Should poets group their work into marketable themes?

Am I the only person to desperately count up the number of poems written on a particular theme, to see if it will stretch for a submission for chapbook or pamphlet? Probably not.

Perhaps because I have spent a lot of time thinking about the theme (for example, the effect of pollution on my local seas, or the story of forced adoption in my family) it feels like I have dozens of poems tucked away on this theme.

And yet I don’t. I have a very large number of poems, but on many and various subjects.

And trying to expand the number on a theme, in an artificial attempt to ‘fit the bill’ can result in repetition and poor poetic quality.
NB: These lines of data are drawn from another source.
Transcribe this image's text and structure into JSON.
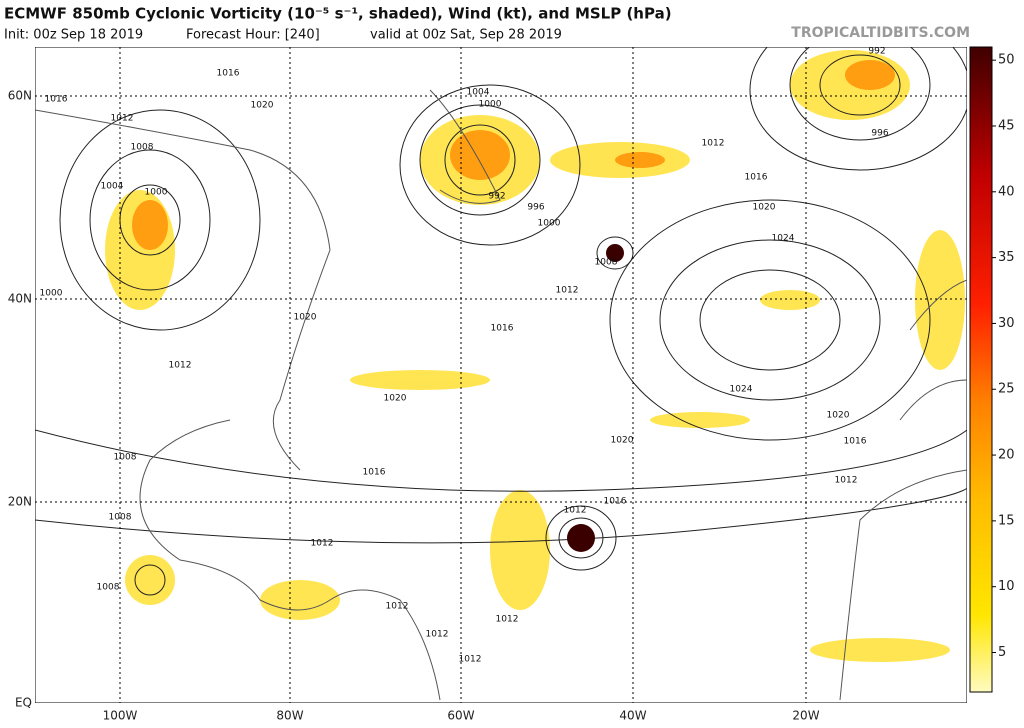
{
  "header": {
    "title": "ECMWF 850mb Cyclonic Vorticity (10⁻⁵ s⁻¹, shaded), Wind (kt), and MSLP (hPa)",
    "init": "Init: 00z Sep 18 2019",
    "forecast": "Forecast Hour: [240]",
    "valid": "valid at 00z Sat, Sep 28 2019",
    "site": "TROPICALTIDBITS.COM"
  },
  "map": {
    "lat_labels": [
      "60N",
      "40N",
      "20N",
      "EQ"
    ],
    "lon_labels": [
      "100W",
      "80W",
      "60W",
      "40W",
      "20W"
    ],
    "isobar_labels": [
      "1016",
      "1016",
      "1020",
      "1012",
      "1008",
      "1004",
      "1000",
      "1004",
      "1000",
      "992",
      "996",
      "1000",
      "1008",
      "1012",
      "1016",
      "1020",
      "1012",
      "1020",
      "1012",
      "1016",
      "1020",
      "1024",
      "1024",
      "1020",
      "1016",
      "1020",
      "1016",
      "1012",
      "1012",
      "1016",
      "1012",
      "1008",
      "1008",
      "1008",
      "1012",
      "1012",
      "1012",
      "1012",
      "992",
      "996",
      "1000"
    ]
  },
  "colorbar": {
    "range": [
      2,
      51
    ],
    "ticks": [
      5,
      10,
      15,
      20,
      25,
      30,
      35,
      40,
      45,
      50
    ]
  }
}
Of course, you could say that I’m being too literal, and that every chapbook or collection should have a variety of forms and themes, of light and shade. Maybe. But I get the feeling that many publishers want simple narratives of ‘What the Poems Are About, and Who is Writing Them.’ I can’t blame them.

What I worry about, is that this might push some of us to channel our poetic time and energy into echoing silos of stuff which are saleable, rather than opening up our thinking to wild new subjects.

Maybe the problem is with me – that I want work to be published and I’m too keen to fit in with what (I imagine) is desired. Perhaps I should just (virtually) throw all the pages up in the air and send off whatever lands in a rough pile.